Theme 4 Flashcards
What are the characteristics of a market with perfect competition?
- Many competitors
- Homogenous products
- Firms are price takers
- Profits for firms likely to be small due to small market share
What are the characteristics of a market with Monopolistic competition?
- Many small, independent firms with small market share
- Differentiated products
- Imperfect information for buyers and sellers
- Compete using non-price competition
What are the characteristics of an Oligopoly?
- Dominated by a small number of firms, each with a large market share
- Product differentiation
- Compete using non-price competition
- High barriers to entry
- Firms are interdependent
What are the characteristics of a Monopoly?
- Only seller in the market
- Price maker
- Price discrimination
- Profit maximisation (firms make supernormal profits in both the short and long run)
How do you calculate Total Costs?
Total Costs = Total Variable Costs - Total Fixed Costs
What are fixed costs?
Do not vary with output e.g. rent, advertising, capital good
What are variable costs?
- All factor inputs can change in the long run
- Change with output
- e.g. cost of raw materials increase as output increases
How do you calculate Total Revenue?
Price x quantity sold
How do you calculate Average Revenue (AKA price per unit)?
Total Revenue / Quantity sold
What is the Marginal Revenue?
The extra revenue earned from the sale of one extra unit
How do you calculate Profit?
Total Revenue - Total Costs
What is break-even?
Where TR = TC
What are some facts about the UK rail industry?
- Contribute £10bn per annum to GDP
- Employs 216,000 people
- £4.2bn in government subsidies
- 1.73bn passenger journeys per year
What are some arguments for nationalisation of the UK rail industry?
- Rail network is considered to be a natural monopoly suited to state control to achieve EOS
- Rail fares can be controlled to improve affordability
- Profits flow to the taxpayer rather than to shareholders of private train companies
What are some arguments against the nationalisation of the UK rail industry?
- State-controlled monopoly might experience diseconomies of scale due to lack of competition
- nearly 1/2 of all passenger fares are already regulated in the UK
What are some arguments for privatisation of the UK rail industry?

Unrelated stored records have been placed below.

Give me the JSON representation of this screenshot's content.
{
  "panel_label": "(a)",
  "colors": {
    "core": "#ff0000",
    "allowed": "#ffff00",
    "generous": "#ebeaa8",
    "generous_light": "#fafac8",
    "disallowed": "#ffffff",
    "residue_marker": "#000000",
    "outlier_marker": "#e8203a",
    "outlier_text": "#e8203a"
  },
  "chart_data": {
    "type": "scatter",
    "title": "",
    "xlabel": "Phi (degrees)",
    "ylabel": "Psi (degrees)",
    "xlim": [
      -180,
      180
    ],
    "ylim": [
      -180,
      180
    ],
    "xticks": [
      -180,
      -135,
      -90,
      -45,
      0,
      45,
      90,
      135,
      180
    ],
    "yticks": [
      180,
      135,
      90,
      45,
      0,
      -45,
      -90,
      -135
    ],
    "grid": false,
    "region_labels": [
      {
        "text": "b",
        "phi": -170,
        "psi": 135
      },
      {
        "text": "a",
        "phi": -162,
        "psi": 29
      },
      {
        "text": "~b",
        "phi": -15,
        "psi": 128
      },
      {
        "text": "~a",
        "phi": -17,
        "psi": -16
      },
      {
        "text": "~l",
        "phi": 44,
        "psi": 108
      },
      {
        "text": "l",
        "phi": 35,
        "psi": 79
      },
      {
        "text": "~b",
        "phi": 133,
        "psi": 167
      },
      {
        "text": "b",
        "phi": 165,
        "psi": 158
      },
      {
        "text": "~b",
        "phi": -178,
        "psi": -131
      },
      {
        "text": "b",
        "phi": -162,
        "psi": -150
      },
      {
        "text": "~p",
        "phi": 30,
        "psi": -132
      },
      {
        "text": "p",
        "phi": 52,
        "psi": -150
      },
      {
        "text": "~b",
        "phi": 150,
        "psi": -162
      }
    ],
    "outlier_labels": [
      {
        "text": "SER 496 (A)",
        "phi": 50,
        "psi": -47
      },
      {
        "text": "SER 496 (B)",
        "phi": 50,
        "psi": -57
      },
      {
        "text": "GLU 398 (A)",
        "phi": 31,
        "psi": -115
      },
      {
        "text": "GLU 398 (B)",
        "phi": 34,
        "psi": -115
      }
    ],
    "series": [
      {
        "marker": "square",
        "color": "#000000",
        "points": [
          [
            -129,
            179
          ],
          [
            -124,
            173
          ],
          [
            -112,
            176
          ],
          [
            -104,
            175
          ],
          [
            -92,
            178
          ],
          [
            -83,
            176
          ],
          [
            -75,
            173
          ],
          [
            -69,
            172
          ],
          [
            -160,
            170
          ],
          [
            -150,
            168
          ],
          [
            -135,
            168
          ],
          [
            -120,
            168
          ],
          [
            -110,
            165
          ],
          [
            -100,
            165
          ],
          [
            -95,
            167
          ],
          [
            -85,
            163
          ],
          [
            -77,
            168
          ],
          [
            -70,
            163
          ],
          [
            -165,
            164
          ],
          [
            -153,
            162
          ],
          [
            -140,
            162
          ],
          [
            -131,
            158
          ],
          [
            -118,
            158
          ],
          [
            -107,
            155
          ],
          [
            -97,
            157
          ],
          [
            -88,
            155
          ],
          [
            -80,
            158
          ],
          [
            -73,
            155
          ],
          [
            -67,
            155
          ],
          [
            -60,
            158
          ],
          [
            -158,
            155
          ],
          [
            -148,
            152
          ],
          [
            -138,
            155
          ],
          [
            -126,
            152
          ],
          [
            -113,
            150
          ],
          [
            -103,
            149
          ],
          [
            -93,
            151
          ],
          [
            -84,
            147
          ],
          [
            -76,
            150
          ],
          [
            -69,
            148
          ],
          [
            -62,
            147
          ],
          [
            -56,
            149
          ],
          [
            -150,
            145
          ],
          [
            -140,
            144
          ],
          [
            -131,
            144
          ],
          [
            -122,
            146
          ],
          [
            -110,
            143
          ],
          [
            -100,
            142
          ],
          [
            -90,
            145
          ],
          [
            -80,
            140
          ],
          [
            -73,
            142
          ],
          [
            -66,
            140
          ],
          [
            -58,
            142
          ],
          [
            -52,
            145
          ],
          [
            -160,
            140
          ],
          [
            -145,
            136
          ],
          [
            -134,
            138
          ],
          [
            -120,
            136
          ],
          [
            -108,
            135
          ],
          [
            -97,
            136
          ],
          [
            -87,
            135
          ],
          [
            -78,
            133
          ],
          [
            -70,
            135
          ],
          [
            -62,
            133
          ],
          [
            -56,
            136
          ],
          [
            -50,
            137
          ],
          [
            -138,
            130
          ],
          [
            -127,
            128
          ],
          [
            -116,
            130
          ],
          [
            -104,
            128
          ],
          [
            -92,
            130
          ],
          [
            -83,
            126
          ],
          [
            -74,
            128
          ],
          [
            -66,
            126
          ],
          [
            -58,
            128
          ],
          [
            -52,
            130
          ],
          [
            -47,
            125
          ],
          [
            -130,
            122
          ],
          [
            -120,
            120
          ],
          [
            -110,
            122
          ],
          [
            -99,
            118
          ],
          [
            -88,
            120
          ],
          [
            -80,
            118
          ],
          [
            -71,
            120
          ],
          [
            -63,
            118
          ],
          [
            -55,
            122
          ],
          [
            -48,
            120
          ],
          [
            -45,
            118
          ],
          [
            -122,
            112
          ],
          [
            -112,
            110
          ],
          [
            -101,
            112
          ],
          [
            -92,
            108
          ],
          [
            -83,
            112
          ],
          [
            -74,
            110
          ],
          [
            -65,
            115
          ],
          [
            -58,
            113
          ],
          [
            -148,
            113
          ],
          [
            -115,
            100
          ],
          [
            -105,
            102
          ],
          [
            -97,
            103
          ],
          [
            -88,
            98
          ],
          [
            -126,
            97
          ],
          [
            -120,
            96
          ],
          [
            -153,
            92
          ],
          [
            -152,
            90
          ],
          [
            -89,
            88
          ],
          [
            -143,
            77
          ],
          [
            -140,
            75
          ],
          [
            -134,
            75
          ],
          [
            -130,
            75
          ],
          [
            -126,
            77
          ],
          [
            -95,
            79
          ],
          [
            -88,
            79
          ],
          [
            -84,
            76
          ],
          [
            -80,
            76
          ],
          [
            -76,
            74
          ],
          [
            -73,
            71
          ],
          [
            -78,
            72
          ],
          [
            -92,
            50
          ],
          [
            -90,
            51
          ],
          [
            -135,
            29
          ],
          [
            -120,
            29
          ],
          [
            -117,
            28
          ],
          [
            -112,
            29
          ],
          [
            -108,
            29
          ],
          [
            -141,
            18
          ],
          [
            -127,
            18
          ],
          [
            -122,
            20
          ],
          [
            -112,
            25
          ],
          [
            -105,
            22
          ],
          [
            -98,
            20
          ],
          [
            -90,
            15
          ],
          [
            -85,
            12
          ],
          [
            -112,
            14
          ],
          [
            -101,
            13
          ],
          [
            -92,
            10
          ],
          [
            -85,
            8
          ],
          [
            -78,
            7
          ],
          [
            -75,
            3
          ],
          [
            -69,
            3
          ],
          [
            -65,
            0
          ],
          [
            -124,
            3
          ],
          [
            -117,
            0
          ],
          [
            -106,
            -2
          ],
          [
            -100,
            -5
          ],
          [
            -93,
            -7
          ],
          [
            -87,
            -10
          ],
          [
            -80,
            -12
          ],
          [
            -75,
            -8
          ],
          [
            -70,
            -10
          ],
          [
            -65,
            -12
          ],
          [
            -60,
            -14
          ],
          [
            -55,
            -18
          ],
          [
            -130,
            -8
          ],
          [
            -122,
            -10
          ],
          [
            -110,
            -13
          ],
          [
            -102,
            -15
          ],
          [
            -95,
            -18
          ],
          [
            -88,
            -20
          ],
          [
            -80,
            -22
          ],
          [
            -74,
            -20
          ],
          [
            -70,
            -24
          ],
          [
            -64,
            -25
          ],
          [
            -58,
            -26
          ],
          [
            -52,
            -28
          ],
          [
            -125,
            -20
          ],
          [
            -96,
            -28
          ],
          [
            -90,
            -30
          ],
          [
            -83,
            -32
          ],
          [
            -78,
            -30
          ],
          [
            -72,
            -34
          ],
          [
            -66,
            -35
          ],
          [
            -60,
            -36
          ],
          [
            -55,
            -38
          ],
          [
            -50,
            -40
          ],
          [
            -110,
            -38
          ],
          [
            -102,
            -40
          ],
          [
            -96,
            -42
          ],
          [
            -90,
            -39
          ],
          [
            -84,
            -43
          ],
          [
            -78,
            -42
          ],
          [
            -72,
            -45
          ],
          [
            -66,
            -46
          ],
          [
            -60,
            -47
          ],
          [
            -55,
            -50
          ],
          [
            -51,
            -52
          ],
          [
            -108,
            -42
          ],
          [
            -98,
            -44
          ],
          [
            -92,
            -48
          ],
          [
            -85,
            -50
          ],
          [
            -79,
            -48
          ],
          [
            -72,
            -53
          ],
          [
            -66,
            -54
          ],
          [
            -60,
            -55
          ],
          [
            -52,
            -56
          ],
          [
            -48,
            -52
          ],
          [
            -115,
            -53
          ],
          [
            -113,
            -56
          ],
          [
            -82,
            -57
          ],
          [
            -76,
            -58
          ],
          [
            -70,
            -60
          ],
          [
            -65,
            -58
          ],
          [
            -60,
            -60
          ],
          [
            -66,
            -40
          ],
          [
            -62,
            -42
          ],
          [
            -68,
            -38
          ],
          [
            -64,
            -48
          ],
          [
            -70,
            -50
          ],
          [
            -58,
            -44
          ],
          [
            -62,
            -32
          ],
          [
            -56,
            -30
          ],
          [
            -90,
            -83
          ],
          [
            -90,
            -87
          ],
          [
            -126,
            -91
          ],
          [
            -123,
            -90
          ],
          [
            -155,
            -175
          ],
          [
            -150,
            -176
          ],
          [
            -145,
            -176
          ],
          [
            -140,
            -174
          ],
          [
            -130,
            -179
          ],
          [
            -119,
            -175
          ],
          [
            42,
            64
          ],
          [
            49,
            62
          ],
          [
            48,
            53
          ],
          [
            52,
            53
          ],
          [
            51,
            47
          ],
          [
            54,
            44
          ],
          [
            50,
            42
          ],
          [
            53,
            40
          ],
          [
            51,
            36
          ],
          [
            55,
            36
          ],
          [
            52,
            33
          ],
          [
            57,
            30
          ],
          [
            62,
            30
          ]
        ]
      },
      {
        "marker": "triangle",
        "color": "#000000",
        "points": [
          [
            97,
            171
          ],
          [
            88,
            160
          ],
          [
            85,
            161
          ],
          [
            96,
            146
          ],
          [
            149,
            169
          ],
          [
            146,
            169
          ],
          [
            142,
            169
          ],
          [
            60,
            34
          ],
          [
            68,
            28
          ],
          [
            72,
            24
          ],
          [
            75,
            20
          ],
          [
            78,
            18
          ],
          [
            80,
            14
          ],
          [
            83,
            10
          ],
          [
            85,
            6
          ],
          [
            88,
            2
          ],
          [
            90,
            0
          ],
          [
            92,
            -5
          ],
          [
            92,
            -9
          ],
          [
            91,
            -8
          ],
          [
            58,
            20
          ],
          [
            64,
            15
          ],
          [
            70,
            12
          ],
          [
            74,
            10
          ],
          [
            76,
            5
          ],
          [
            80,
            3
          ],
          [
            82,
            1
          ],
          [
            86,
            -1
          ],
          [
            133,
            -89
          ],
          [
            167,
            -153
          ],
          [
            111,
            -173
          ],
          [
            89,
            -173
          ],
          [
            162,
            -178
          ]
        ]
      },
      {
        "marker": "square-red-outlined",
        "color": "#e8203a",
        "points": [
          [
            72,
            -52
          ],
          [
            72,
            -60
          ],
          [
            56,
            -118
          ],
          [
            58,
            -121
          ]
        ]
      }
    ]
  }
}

- Competition on lines is more important than who owns the railway
- Private sector firms are more likely to improve dynamic efficiency
- Possible to regulate more fares on services run by private train operating companies (no need to change ownership)
What are some arguments against privatisation of the UK rail industry?
- Rail system in the UK is close to full capacity
- Franchise has a monopoly (can increase price to yield consumer surplus)
- Even with regulation, rail fares have increased by more than 120% since 1995
What may happen if there was nothing was done to improve the efficiency of the rail system?
- Negative externalities (more traffic, more use of cars, more pollution, less tourism, less productive economy due to less transport for workers)
What are the reasons for government intervention?
- Correct percieved market failure
- Achieve a more equitable distribution of income and wealth
- Improve the short and long-term performance of the economy
How do the government intervene in markets?
- Regulating the Market
- Taxes and subsidies
- State ownership/funding and provision
- Maximum and Minimum prices
What is the definition of market failure?
When the price mechanism is distorted and causes a misallocation of scarce resources causing society to suffer
What is an externality?
The effects that producing or consuming a good or service has on 3rd parties
What are withdrawals in the circular flow of income?
- Savings (by consumers)
- Taxes
- Imports
What are injections into the circular flow of income?
- Investment (by firms)
- more government spending
- exports
When is the economy in equilibrium?
When the rate of injections = rate of withdrawals
What are the components of Aggregate Demand?
AD = C + I + G + (X-M)
What % of GDP is Consumer Spending, and what affects it?
- 60% (largest)
- Interest rates (lower I.R. = more spending)
- Consumer confidence
- levels of unemployment
- levels of personal taxation
What % of GDP is Investment, and what affects it?
- 15% of GDP (smallest)
- Business expectations and confidence
- Interest rates (lower I.R. = more investing)
- levels of corporation tax
What % of GDP is Government spending, and what affects it?
- 18-20% of GDP
- Government priorities and macroeconomic objectives
- Stage in economic cycle
- Fiscal policy
What affects the balance of trade? (X-M)
- 2nd largest % of GDP
- Exchange rate (SPICED/WPIDEC)
- International competitiveness
- Stage of global economy
- Protectionism
What causes an outward shift of the AD curve?
- If there’s a rise in C/I/G/X
What is the trade-off for having a strong currency?
A strong currency = exports are more expensive and imports are cheaper, so there will be a fall in net exports (reduction in AD).
What is the effect the multiplier effect on aggregate demand?
Injections into the economy = AD curve shifts to the right
What is an absolute advantage?
A country will have an absolute advantage when its output of a product is greater per unit of resource used than any other country.